Dava, 01.06.1998-01.02.2002 tarihleri arasında davalı işveren nezdinde çalıştığının tespiti istemine ilişkin olup, Mahkemece; 27.12.1998-01.02.2002 tarihleri arasında çalıştığının tespitine dair verilen hükmün Dairemizce; “ uyuşmazlığa konu dönemin tamamını kapsar şekilde çalışması bulunan bordro tanıkları re’sen belirlenerek beyanlarına başvurulmalı; talep edilen döneme ilişkin bordro tanıklarına ulaşılamadığı takdirde sigortalı ile birlikte çalışan kişiler ile aynı çevrede işyeri olan işveren, ya da, bu işverenlerin çalıştırdığı kişiler re’sen saptanarak bilgi ve görgülerine başvurulmalı, işçilik alacaklarına ilişkin dava dosyasının varlığı araştırılarak celbedilmeli ve işçilik hakları davasında dinlenen tanık anlatımları ile bu dosyada bilgi ve görgüsüne başvurulan tanık anlatımları karşılaştırılmalı, varsa, çelişki giderilmeli, sigortalının kayıtlarda görünmeyen çalışmalarının hangi nedenlerle kayıtlara geçmediği, ya da, bildirim dışı kaldığı hususu yeterince araştırılmalı; işyerinde Kurum tarafından yapılmış tespit ve müfettiş raporu bulunup bulunmadığı araştırılmalı, çalışmanın tam zamanlı olup olmadığı, aynı anda iki işyerinde birden çalışmasının mümkün olup olmadığı, işin ve işyerinin kapsamı gözetilerek belirlenmeli, toplanan tüm kanıtlar birlikte değerlendirildikten sonra elde edilecek sonuca göre bir karar verilmeli.” gerekçesiyle bozulduğu belirgin bulunmakla, bozma ilamı gerekçesindeki açıklamalar gözetildiğinde, Mahkemenin direnme kararı yerinde görülmediğinden talebin on gün içinde Yargıtay Hukuk Genel Kuruluna iletilmesi gerekmiştir.
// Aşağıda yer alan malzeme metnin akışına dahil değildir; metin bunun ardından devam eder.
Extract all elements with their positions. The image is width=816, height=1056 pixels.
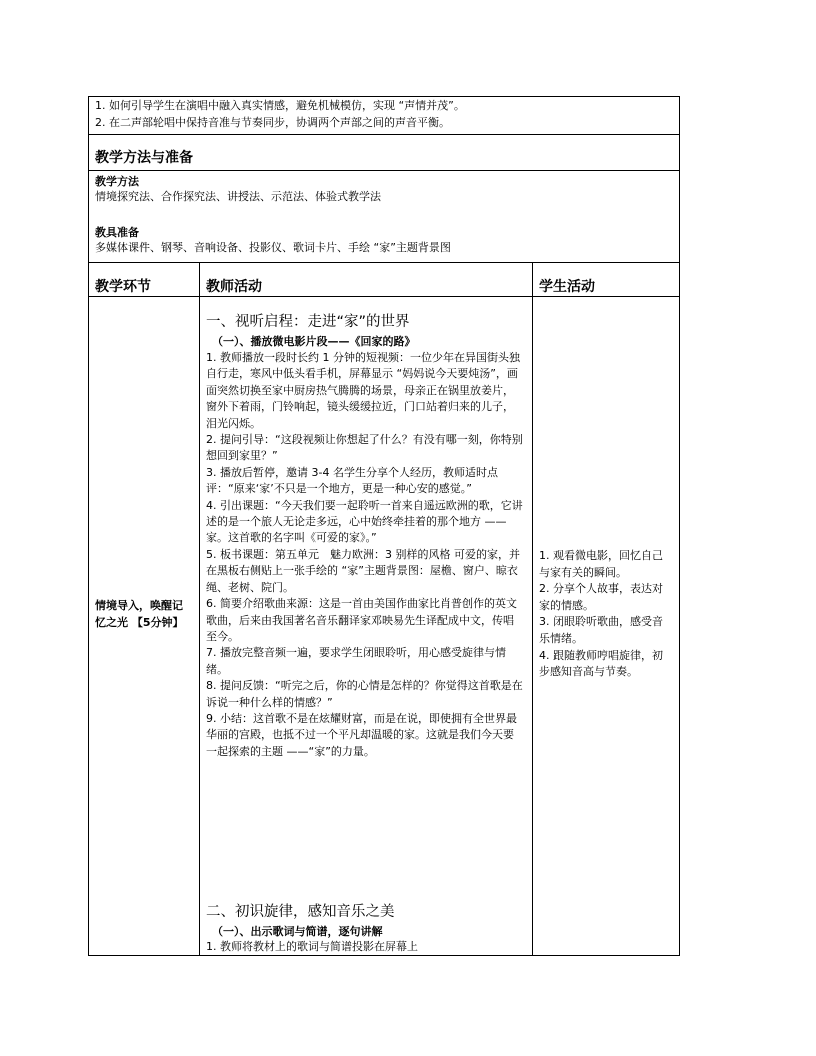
part2-subtitle: （一）、出示歌词与简谱，逐句讲解 xyxy=(212,925,383,938)
list-item: 7. 播放完整音频一遍，要求学生闭眼聆听，用心感受旋律与情绪。 xyxy=(206,646,506,676)
tools-label: 教具准备 xyxy=(95,226,139,239)
column-divider-2 xyxy=(532,262,533,956)
list-item: 9. 小结：这首歌不是在炫耀财富，而是在说，即使拥有全世界最华丽的宫殿，也抵不过一个平凡却温暖的家。这就是我们今天要一起探索的主题 ——“家”的力量。 xyxy=(206,711,517,758)
list-item: 3. 闭眼聆听歌曲，感受音乐情绪。 xyxy=(539,615,663,645)
list-item: 2. 提问引导：“这段视频让你想起了什么？有没有哪一刻，你特别想回到家里？” xyxy=(206,433,523,463)
part2-title: 二、初识旋律，感知音乐之美 xyxy=(206,904,395,920)
header-stage: 教学环节 xyxy=(95,279,151,295)
tools-text: 多媒体课件、钢琴、音响设备、投影仪、歌词卡片、手绘 “家”主题背景图 xyxy=(95,241,451,254)
list-item: 1. 观看微电影，回忆自己与家有关的瞬间。 xyxy=(539,549,663,579)
list-item: 4. 跟随教师哼唱旋律，初步感知音高与节奏。 xyxy=(539,648,663,679)
header-student: 学生活动 xyxy=(539,279,595,295)
divider-header-row xyxy=(88,296,680,297)
stage-label: 情境导入，唤醒记忆之光 【5分钟】 xyxy=(95,599,184,629)
part1-list xyxy=(206,350,524,760)
difficulty-item: 1. 如何引导学生在演唱中融入真实情感，避免机械模仿，实现 “声情并茂”。 xyxy=(95,99,465,112)
header-teacher: 教师活动 xyxy=(206,279,262,295)
method-text: 情境探究法、合作探究法、讲授法、示范法、体验式教学法 xyxy=(95,190,381,203)
list-item: 8. 提问反馈：“听完之后，你的心情是怎样的？你觉得这首歌是在诉说一种什么样的情感？” xyxy=(206,679,523,709)
student-list xyxy=(539,548,671,681)
section-title: 教学方法与准备 xyxy=(95,150,193,166)
divider-difficulties xyxy=(88,134,680,135)
list-item: 6. 简要介绍歌曲来源：这是一首由美国作曲家比肖普创作的英文歌曲，后来由我国著名音乐翻译家邓映易先生译配成中文，传唱至今。 xyxy=(206,597,517,643)
list-item: 5. 板书课题：第五单元 魅力欧洲：3 别样的风格 可爱的家，并在黑板右侧贴上一张手绘的 “家”主题背景图：屋檐、窗户、晾衣绳、老树、院门。 xyxy=(206,547,520,594)
part1-title: 一、视听启程：走进“家”的世界 xyxy=(206,314,410,330)
list-item: 4. 引出课题：“今天我们要一起聆听一首来自遥远欧洲的歌，它讲述的是一个旅人无论走多远，心中始终牵挂着的那个地方 ——家。这首歌的名字叫《可爱的家》。” xyxy=(206,498,523,545)
list-item: 3. 播放后暂停，邀请 3-4 名学生分享个人经历，教师适时点评：“原来‘家’不只是一个地方，更是一种心安的感觉。” xyxy=(206,465,498,496)
divider-methods xyxy=(88,262,680,263)
column-divider-1 xyxy=(199,262,200,956)
divider-methods-title xyxy=(88,170,680,171)
part1-subtitle: （一）、播放微电影片段——《回家的路》 xyxy=(212,335,416,348)
list-item: 1. 教师播放一段时长约 1 分钟的短视频：一位少年在异国街头独自行走，寒风中低头看手机，屏幕显示 “妈妈说今天要炖汤”，画面突然切换至家中厨房热气腾腾的场景，母亲正在锅里放姜片，窗外下着雨，门铃响起，镜头缓缓拉近，门口站着归来的儿子，泪光闪烁。 xyxy=(206,351,520,430)
part2-item: 1. 教师将教材上的歌词与简谱投影在屏幕上 xyxy=(206,940,418,953)
document-page xyxy=(88,96,680,956)
difficulty-item: 2. 在二声部轮唱中保持音准与节奏同步，协调两个声部之间的声音平衡。 xyxy=(95,116,450,129)
method-label: 教学方法 xyxy=(95,175,139,188)
list-item: 2. 分享个人故事，表达对家的情感。 xyxy=(539,582,663,612)
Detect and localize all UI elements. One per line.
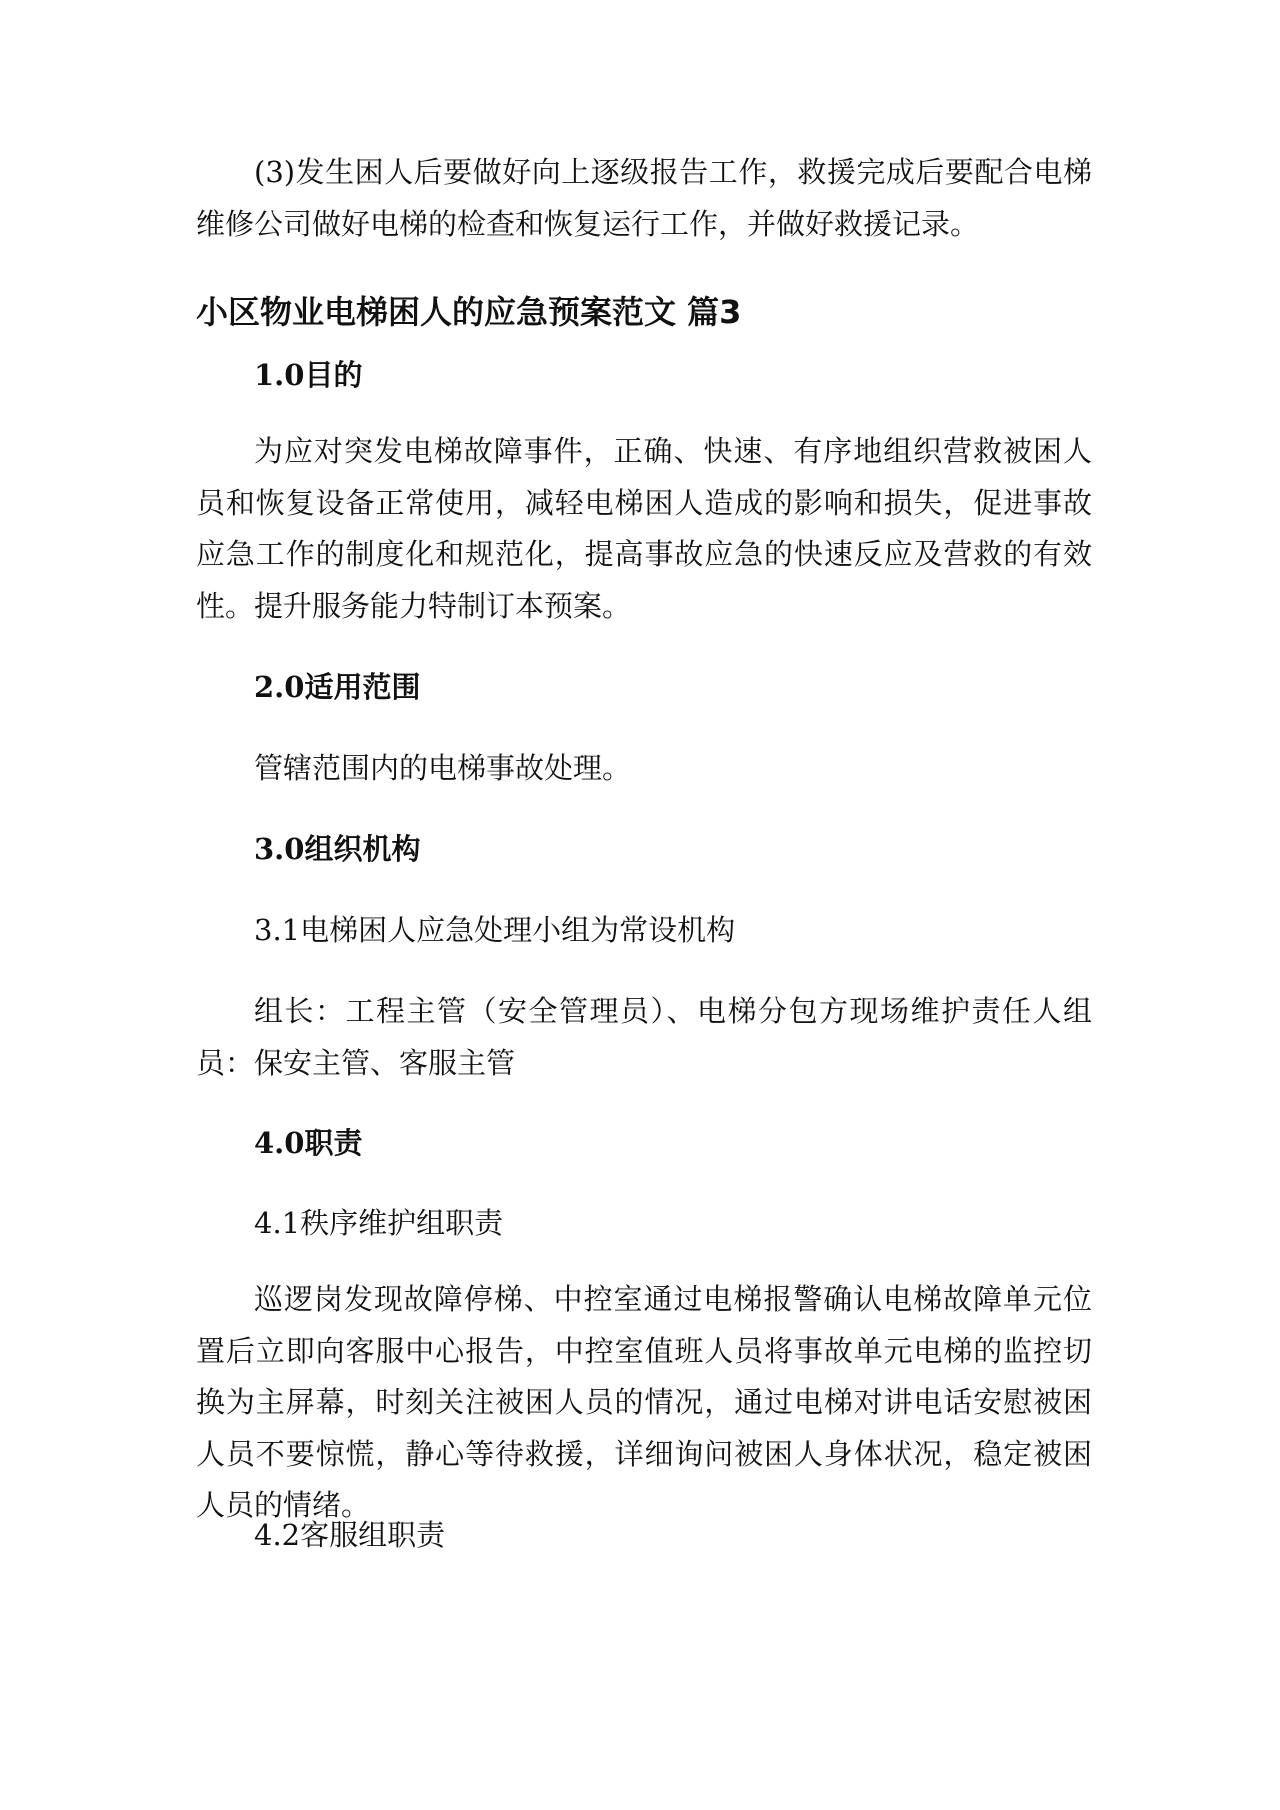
heading-4-2: 4.2客服组职责: [254, 1518, 446, 1552]
heading-4-1: 4.1秩序维护组职责: [254, 1206, 504, 1240]
paragraph-members: 组长：工程主管（安全管理员）、电梯分包方现场维护责任人组员：保安主管、客服主管: [196, 994, 1092, 1080]
heading-3-1: 3.1电梯困人应急处理小组为常设机构: [254, 913, 736, 947]
heading-duties: 4.0职责: [254, 1126, 363, 1160]
paragraph-purpose: 为应对突发电梯故障事件，正确、快速、有序地组织营救被困人员和恢复设备正常使用，减轻电梯困人造成的影响和损失，促进事故应急工作的制度化和规范化，提高事故应急的快速反应及营救的有效性。提升服务能力特制订本预案。: [196, 434, 1092, 623]
section-title: 小区物业电梯困人的应急预案范文 篇3: [196, 293, 742, 331]
paragraph-order-duty: 巡逻岗发现故障停梯、中控室通过电梯报警确认电梯故障单元位置后立即向客服中心报告，中控室值班人员将事故单元电梯的监控切换为主屏幕，时刻关注被困人员的情况，通过电梯对讲电话安慰被困人员不要惊慌，静心等待救援，详细询问被困人身体状况，稳定被困人员的情绪。: [196, 1282, 1092, 1522]
paragraph-scope: 管辖范围内的电梯事故处理。: [254, 751, 632, 785]
heading-scope: 2.0适用范围: [254, 670, 421, 704]
heading-organization: 3.0组织机构: [254, 832, 421, 866]
paragraph-rescue-record: (3)发生困人后要做好向上逐级报告工作，救援完成后要配合电梯维修公司做好电梯的检查和恢复运行工作，并做好救援记录。: [196, 155, 1092, 241]
heading-purpose: 1.0目的: [254, 358, 363, 392]
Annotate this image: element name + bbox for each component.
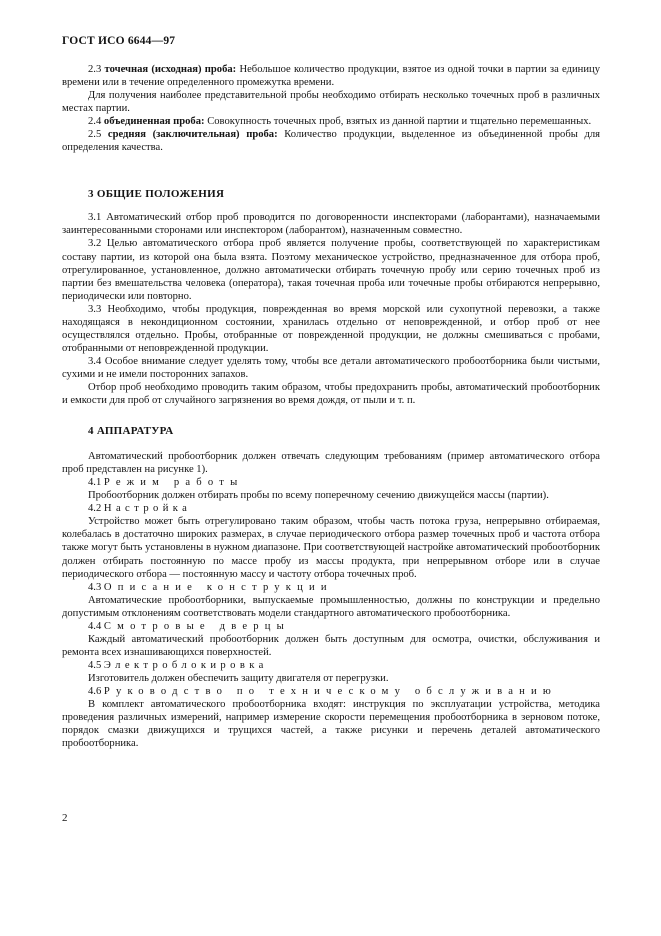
subsection-4-1-title (62, 476, 600, 489)
subsection-4-2-text: Устройство может быть отрегулировано таким образом, чтобы часть потока груза, непрерывно отбираемая, колебалась в достаточно широких размерах, в случае периодического отбора размер точечных проб и частота отбора также могут быть установлены в нужном диапазоне. При соответствующей настройке автоматический пробоотборник должен отбирать постоянную по массе пробу из массы продукта, при непрерывном отборе или в случае периодического отбора — постоянную массу и частоту отбора точечных проб. (62, 516, 600, 580)
definition: Совокупность точечных проб, взятых из данной партии и тщательно перемешанных. (204, 116, 592, 128)
subsection-title: Описание конструкции (103, 581, 333, 593)
subsection-title: Смотровые дверцы (103, 620, 290, 632)
subsection-number: 4.5 (88, 659, 102, 671)
subsection-4-5-text: Изготовитель должен обеспечить защиту двигателя от перегрузки. (88, 672, 389, 684)
subsection-4-3-text: Автоматические пробоотборники, выпускаемые промышленностью, должны по конструкции и предельно допустимым отклонениям соответствовать модели стандартного автоматического пробоотборника. (62, 594, 600, 619)
subsection-title: Руководство по техническому обслуживанию (103, 685, 557, 697)
subsection-number: 4.4 (88, 620, 102, 632)
clause-3-3: 3.3 Необходимо, чтобы продукция, поврежденная во время морской или сухопутной перевозки, а также находящаяся в некондиционном состоянии, хранилась отдельно от неповрежденной, и отбор проб от нее осуществлялся отдельно. Пробы, отобранные от поврежденной продукции, не должны смешиваться с пробами, отобранными от неповрежденной продукции. (62, 303, 600, 354)
clause-3-4: 3.4 Особое внимание следует уделять тому, чтобы все детали автоматического пробоотборника были чистыми, сухими и не имели посторонних запахов. (62, 355, 600, 380)
subsection-title: Настройка (103, 503, 192, 515)
page-number: 2 (62, 812, 68, 824)
definition: Небольшое количество продукции, взятое из одной точки в партии за единицу времени или в течение определенного промежутка времени. (62, 64, 600, 89)
clause-2-5 (62, 128, 600, 154)
clause-2-4 (62, 115, 600, 128)
subsection-4-6-title (62, 685, 600, 698)
clause-2-3 (62, 63, 600, 89)
subsection-number: 4.3 (88, 581, 102, 593)
subsection-4-5-title (62, 659, 600, 672)
subsection-4-4-title (62, 620, 600, 633)
section-4-intro: Автоматический пробоотборник должен отвечать следующим требованиям (пример автоматического отбора проб представлен на рисунке 1). (62, 451, 600, 476)
definition: Количество продукции, выделенное из объединенной пробы для определения качества. (62, 129, 600, 154)
subsection-4-6-text: В комплект автоматического пробоотборника входят: инструкция по эксплуатации устройства, методика проведения различных измерений, например измерение скорости перемещения пробоотборника в зерновом потоке, порядок смазки движущихся и трущихся частей, а также рисунки и перечень деталей автоматического пробоотборника. (62, 699, 600, 750)
term: средняя (заключительная) проба: (107, 129, 278, 141)
subsection-title: Электроблокировка (103, 659, 268, 671)
clause-number: 2.5 (88, 129, 102, 141)
term: объединенная проба: (103, 116, 205, 128)
clause-2-3-note: Для получения наиболее представительной пробы необходимо отбирать несколько точечных проб в различных местах партии. (62, 90, 600, 115)
subsection-4-4-text: Каждый автоматический пробоотборник должен быть доступным для осмотра, очистки, обслуживания и ремонта всех изнашивающихся поверхностей. (62, 633, 600, 658)
clause-3-4-cont: Отбор проб необходимо проводить таким образом, чтобы предохранить пробы, автоматический пробоотборник и емкости для проб от случайного загрязнения во время дождя, от пыли и т. п. (62, 381, 600, 407)
clause-number: 2.3 (88, 64, 102, 75)
subsection-title: Режим работы (103, 477, 244, 489)
section-3-heading: 3 ОБЩИЕ ПОЛОЖЕНИЯ (88, 188, 225, 201)
subsection-4-3-title (62, 581, 600, 594)
clause-number: 2.4 (88, 116, 102, 128)
term: точечная (исходная) проба: (104, 64, 237, 75)
section-4-heading: 4 АППАРАТУРА (88, 425, 174, 438)
document-body (62, 63, 600, 750)
document-header: ГОСТ ИСО 6644—97 (62, 35, 176, 47)
clause-3-1: 3.1 Автоматический отбор проб проводится по договоренности инспекторами (лаборантами), назначаемыми заинтересованными сторонами или инспектором (лаборантом), назначенным совместно. (62, 212, 600, 237)
subsection-number: 4.6 (88, 685, 102, 697)
subsection-number: 4.1 (88, 477, 102, 489)
subsection-4-1-text: Пробоотборник должен отбирать пробы по всему поперечному сечению движущейся массы (партии). (88, 490, 549, 502)
clause-3-2: 3.2 Целью автоматического отбора проб является получение пробы, соответствующей по характеристикам составу партии, из которой она была взята. Поэтому механическое устройство, предназначенное для отбора проб, отрегулированное, установленное, должно автоматически отбирать точечную пробу или серию точечных проб из партии без вмешательства человека (оператора), такая точечная проба или точечные пробы отбираются непрерывно, периодически или повторно. (62, 238, 600, 302)
subsection-4-2-title (62, 502, 600, 515)
subsection-number: 4.2 (88, 503, 102, 515)
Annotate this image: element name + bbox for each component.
SONUÇ : Yukarıda yazılı sebepten ötürü Yargıtay incelemesine konu olan karar, eski hükümde direnmeye ilişkin olup direnme Dairemizce yerinde görülmediğinden ve bu durumda kararın inceleme yeri Yargıtay Hukuk Genel Kurulu olduğundan dava dosyasının Yargıtay Hukuk Genel Kuruluna sunulmak üzere Yargıtay Birinci Başkanlığına GÖNDERİLMESİNE, 16.02.2015 gününde oybirliğiyle karar verildi.